Whitefish Bear Grass Bloom is Amazing this Year

pro-services • June 14, 2017

Bear Grass – 7 Interesting Facts About this Plant

  1. Bear Grass looks like a grass, but really belongs to the lily family. It is about 4.5 feet tall. Its olive-colored, grass-like leaves grow from the base of the plant and are tough and wiry. The outside leaves clasp around the stem. The leaves have toothed margins, and grow about 35 inches long, getting shorter as they near the flowers, looking very much like a fan.
  2. The flowers of bear grass grow on a stalk that can be 6 feet tall with many small flowers.
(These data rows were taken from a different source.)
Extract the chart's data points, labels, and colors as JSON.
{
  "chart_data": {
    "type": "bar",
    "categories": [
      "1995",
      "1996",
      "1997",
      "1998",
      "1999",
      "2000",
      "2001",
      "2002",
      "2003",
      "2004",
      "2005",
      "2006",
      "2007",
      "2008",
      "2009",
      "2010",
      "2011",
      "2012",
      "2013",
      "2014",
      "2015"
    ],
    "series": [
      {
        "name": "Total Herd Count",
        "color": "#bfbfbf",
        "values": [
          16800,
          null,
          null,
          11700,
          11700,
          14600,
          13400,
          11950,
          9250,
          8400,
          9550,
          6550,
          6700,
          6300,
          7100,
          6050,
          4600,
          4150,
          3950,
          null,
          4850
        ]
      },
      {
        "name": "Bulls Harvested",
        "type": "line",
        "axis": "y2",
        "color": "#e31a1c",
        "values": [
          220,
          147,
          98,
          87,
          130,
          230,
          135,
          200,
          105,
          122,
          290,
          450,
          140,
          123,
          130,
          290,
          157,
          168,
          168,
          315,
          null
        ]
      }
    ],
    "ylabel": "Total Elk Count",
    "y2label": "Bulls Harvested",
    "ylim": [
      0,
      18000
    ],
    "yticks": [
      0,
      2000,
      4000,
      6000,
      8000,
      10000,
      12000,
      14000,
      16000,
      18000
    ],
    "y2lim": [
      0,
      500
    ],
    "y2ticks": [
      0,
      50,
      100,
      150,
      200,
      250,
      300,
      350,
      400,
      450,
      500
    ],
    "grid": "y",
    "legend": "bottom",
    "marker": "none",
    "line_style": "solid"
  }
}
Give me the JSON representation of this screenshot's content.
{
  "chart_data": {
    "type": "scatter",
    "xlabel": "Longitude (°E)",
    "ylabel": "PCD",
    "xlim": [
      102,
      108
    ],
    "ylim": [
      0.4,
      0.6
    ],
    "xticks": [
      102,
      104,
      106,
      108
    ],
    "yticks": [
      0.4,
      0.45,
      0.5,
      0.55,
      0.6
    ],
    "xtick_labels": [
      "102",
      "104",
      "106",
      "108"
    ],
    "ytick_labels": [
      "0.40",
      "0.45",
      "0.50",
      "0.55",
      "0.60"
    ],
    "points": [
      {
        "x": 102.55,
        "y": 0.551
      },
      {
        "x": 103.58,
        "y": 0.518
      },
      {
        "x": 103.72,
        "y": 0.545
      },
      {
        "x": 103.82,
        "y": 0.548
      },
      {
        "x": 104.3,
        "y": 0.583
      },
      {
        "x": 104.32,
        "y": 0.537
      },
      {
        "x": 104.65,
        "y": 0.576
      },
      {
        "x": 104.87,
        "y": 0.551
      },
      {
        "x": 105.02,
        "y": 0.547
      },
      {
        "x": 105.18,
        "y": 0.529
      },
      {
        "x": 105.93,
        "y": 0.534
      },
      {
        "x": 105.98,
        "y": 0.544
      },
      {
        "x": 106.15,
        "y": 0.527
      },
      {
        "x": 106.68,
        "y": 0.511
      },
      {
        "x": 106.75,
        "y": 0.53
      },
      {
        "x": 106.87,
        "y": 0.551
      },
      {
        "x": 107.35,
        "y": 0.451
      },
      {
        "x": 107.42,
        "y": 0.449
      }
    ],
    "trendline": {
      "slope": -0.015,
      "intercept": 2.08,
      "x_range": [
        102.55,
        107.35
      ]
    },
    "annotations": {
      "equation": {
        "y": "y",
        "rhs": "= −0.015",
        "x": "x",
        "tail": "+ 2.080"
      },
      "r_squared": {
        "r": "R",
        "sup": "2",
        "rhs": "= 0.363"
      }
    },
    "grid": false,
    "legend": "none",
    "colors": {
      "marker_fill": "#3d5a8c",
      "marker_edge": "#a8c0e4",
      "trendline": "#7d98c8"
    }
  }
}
Each flower is creamy white, and saucer shaped, and has a sweet aroma. The lowest flowers bloom first, creating a tight knot of buds at the top. The entire flower looks a little like fluffy, upside down ice cream cone. After the fruit sets, the plant dies. It reproduces by seed, and by sending out offshoots from its rhizomes.These plants only bloom every 5 – 7 years, and when they bloom there can be very few of them or almost every single plant will burst into flower. Bear Grass blooms from June until September when the young mountain bluebirds are preparing to take flight.
  3. Bear Grass is found in open forests and meadows at sub alpine and low alpine elevations in the western United States. It is commonly found under alpine larch (Larix lyallii) and whitebark pine (Pinus albicaulis) stands on cold, rocky sites at upper timberlines.
  4. Bear Grass is a fire-resistant species that is the first plant to grow after a fire. Bear Grass, and many other native plants, need periodic burns to produce strong, new growth. After a fire Bear Grass sprouts from its rhizomes which lie just under the surface. Light fires of short duration are best. Intense fires which linger in the same place for a long time will kill the rhizomes under the ground, and prevent the Bear Grass from growing back.
  5. Native Americans in Oregon, Washington state, and British Columbia have traditionally made beautiful baskets with the stems and roots of Bear Grass. When the leaves are dried in the sun in preparation for making baskets, they turn a creamy white. Combined with other materials of different colors, beautiful designs were woven into the baskets. Hats and other practical objects were also made of beargrass. Indians of the mountain regions, laden with neatly packed bundles of bear grass, went to the coast to trade with the coastal Indians for wappatoo roots and for the blue beads obtained from the small trading ships that were beginning to find their way up the coast. Using a combination with cedar bark, the Indians of the coast were able to to weave a basket so close that they were watertight. This was without using any gum or resin. The smaller end of a conic shape, or a segment of cone was the bottom of the basket.
  6. Bear grass, also called turkey beard, one of two species of North American plants constituting the genus Xerophyllum of the family Melanthiaceae. The western species, X. tenax (the dry leaf that holds fast), also is known as elk grass, and fire lily. 
  7. The roots are fibrous but can be eaten either boiled or roasted.